Machine Learning with Desjardins Lab and Google’s Jean-Philippe Gauthier
On November 23rd, we attended a talk by Google’s Jean-Philippe Gauthier at Desjardins Lab on the theme of Machine Learning and its potential. A number of topics were discussed, including Artificial Intelligence, Neural Networks, the importance of data in today’s world and so much more.
Early on, Mr. Gauthier mentioned that data is becoming “the new oil.” In the world of machine learning, everything starts with data, and Mr. Gauthier defines Machine Learning as a type of artificial intelligence that allows computers to learn using data. In the last two years, Machine Learning has progressed by leaps and bounds thanks to Deep Learning, which simulates the way the human brain learns and processes information.
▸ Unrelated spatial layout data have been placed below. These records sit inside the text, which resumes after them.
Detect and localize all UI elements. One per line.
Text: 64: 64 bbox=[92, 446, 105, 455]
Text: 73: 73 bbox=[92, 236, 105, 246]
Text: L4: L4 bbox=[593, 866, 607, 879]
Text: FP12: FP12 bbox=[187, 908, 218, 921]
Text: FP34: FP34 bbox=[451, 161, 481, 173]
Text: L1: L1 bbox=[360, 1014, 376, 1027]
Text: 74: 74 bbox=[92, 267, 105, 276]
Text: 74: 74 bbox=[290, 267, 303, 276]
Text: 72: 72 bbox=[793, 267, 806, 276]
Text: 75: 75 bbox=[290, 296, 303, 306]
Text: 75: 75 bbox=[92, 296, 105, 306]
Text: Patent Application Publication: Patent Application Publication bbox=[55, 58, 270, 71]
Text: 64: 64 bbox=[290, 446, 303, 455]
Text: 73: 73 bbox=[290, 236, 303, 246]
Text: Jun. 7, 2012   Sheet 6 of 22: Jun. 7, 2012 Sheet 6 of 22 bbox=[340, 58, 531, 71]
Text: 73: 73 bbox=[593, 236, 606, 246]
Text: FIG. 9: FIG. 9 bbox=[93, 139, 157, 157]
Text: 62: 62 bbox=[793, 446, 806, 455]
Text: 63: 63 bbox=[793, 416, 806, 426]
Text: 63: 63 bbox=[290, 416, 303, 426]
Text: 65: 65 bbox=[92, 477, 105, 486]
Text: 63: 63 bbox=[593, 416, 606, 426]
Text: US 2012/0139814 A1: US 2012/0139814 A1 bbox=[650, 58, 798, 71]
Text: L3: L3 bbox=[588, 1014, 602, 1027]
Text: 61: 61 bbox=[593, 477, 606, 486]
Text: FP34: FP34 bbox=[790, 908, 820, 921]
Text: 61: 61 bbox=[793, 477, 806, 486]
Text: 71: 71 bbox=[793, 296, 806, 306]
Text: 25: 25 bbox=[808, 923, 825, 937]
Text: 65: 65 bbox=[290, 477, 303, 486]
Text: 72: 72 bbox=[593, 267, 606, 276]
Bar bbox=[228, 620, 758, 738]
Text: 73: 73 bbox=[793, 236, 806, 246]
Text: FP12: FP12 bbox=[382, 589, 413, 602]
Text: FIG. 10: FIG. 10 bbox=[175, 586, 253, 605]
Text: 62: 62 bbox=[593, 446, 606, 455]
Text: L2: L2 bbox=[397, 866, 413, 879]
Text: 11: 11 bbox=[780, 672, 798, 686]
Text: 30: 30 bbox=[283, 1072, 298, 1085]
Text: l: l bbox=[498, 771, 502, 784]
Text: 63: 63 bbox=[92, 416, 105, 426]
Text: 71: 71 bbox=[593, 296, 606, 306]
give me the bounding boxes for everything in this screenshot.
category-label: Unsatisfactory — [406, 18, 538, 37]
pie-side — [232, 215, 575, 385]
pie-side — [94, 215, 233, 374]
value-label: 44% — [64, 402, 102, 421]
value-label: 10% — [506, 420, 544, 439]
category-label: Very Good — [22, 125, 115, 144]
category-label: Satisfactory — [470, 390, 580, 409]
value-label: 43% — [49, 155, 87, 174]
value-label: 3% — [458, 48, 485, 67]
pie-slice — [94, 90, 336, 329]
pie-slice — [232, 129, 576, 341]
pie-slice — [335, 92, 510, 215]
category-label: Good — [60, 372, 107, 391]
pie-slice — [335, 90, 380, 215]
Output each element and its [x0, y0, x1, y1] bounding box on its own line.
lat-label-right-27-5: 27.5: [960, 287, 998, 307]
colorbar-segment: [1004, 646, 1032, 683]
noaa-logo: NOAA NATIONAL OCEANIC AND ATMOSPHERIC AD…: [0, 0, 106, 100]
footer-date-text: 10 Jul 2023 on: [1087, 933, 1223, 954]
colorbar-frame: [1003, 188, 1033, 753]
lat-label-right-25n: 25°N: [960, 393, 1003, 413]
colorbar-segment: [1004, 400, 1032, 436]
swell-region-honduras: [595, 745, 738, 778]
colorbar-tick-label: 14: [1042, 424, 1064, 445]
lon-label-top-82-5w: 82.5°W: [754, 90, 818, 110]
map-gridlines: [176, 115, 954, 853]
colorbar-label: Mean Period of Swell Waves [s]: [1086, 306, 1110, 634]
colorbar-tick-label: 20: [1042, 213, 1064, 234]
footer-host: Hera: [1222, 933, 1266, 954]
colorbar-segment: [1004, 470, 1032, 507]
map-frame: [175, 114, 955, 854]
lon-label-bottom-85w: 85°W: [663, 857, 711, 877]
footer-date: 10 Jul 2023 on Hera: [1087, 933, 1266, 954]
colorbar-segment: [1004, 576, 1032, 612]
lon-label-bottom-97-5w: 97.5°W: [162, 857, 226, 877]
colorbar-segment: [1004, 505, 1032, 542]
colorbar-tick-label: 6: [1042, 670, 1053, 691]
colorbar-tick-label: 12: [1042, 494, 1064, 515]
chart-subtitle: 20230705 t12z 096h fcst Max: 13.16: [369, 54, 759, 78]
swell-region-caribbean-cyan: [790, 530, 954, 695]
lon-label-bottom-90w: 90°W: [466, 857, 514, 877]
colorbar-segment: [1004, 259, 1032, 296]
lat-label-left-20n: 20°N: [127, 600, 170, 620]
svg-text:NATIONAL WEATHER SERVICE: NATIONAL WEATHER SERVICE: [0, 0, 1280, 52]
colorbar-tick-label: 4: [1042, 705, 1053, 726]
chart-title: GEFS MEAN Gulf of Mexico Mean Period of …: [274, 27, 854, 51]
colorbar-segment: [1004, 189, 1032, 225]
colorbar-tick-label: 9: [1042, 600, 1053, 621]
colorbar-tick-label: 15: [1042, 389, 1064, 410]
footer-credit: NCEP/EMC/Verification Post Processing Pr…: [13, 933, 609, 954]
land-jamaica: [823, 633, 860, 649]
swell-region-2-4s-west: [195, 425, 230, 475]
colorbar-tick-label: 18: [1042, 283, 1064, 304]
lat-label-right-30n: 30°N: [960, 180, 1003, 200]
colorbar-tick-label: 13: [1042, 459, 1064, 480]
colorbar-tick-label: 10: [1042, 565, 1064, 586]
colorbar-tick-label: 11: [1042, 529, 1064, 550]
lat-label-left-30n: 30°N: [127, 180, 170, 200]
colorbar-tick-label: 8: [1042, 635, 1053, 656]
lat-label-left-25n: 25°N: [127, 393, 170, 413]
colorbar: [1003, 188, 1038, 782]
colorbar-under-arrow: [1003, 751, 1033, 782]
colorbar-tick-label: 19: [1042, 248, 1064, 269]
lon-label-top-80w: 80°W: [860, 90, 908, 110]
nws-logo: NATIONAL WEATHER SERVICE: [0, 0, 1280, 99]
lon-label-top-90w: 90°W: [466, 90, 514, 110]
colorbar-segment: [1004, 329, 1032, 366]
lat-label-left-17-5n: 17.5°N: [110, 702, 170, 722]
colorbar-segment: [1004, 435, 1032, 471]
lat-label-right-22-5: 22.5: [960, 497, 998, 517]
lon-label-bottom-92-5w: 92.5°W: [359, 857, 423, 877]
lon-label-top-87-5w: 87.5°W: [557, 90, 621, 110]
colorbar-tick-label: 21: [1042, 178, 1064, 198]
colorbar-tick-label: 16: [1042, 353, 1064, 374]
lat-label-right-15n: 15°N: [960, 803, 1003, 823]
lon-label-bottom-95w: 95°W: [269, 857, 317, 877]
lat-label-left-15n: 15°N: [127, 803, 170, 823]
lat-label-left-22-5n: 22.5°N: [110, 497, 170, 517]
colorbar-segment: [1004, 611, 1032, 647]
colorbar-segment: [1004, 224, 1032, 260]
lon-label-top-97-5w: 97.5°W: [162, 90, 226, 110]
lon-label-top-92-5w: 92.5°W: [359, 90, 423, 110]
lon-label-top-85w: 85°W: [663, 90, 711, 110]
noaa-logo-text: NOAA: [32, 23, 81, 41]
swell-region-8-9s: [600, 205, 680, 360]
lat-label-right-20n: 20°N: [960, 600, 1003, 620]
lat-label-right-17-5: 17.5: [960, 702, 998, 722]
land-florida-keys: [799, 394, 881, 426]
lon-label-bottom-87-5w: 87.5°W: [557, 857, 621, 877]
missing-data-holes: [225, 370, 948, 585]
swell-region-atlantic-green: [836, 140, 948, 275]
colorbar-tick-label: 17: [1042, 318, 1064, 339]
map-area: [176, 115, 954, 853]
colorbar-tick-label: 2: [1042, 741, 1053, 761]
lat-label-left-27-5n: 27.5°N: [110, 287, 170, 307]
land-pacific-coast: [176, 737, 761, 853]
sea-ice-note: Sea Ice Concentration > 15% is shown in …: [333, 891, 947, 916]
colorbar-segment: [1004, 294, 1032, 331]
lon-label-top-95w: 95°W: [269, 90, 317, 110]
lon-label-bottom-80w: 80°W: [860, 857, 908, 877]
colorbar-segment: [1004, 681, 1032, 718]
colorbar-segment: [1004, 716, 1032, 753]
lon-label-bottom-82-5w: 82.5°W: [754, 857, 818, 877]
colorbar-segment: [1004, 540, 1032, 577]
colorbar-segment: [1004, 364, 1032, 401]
According to Mr. Gauthier, data sets are about to become so massive that they will most likely surpass our capacity to make sense of them. To resolve this problem, Google has already started incorporating Machine Learning into its products. For example, Google Photos on mobile can now analyze picture taken with your phone and identify the elements they contain, thus eliminating the need to create tags and classify each photo manually. If you want to look at photos of your dog, all you need to do is search “Dog” and Google Photos will present to you all your photos that contain a dog. Moreover, Gmail now includes a “Smart Reply” feature that uses Machine Learning to automatically generate an email draft as a response to incoming emails, which you can then send manually.
And this is just the tip of the iceberg. Google is also working on a personal assistant that will be able to remind you of upcoming appointments, help you coordinate tasks you need to accomplish and retrieve information from the web for you quickly and precisely. Since the Google Assistant can learn, the more you use it, the better it understands your needs.
Data is king
To fully understand Machine Learning, we need to take a step back and re-evaluate how computer programs are designed. Without Machine Learning, to create an application, you need to program all functionalities and give precise instructions to the application as to how to interpret various data sets. With Machine Learning, the machine receives data and determines by itself how to classify or use this information, becoming more efficient over time. As a result, the machine can surpass us and imagine entirely new possibilities.
Generally speaking, three types of algorithms can allow machines to learn:
1) Supervised learning, in which the machine learns using data that has been properly labeled and identified (Example: This is a photo of a dog, this is a photo of a cat).
2) Unsupervised learning, in which the machine learns using unidentified, unlabeled data.
3) Learning by reinforcement, in which the machine learns by trial and error in a specific environment, exploring new possibilities while also using previously acquired knowledge.
For example, an artificial intelligence used learning by reinforcement to study Go, an incredibly complex board game that’s popular in Asia. Eventually, the AI was able not only to defeat some of the best Go players in the world, but also to imagine new strategies and ways of playing that surprised and delighted the human players.
A growing market
The sheer power of the CPUs and GPUs inside modern computers is another factor that allowed some of the new developments in the world of Artificial Intelligence and Machine Learning. Today, Google is even experimenting with a new type of processor, called Tensor Processing Unit (TPU), which was designed specifically for Machine Learning.
The number of applications on the market that use Machine Learning in some form is growing quickly. In the coming years, Machine Learning could, for example, allow breast cancers to be diagnosed faster and more efficiently, analyze texts to extract the important information, to determine the tone of a text or voice message (positive, negative, etc) and much more. In the long run, Machine Learning will optimize the world around us by analyzing large data sets and identifying the best solutions. The real world is complex and messy, but Machine Learning will help us improve it.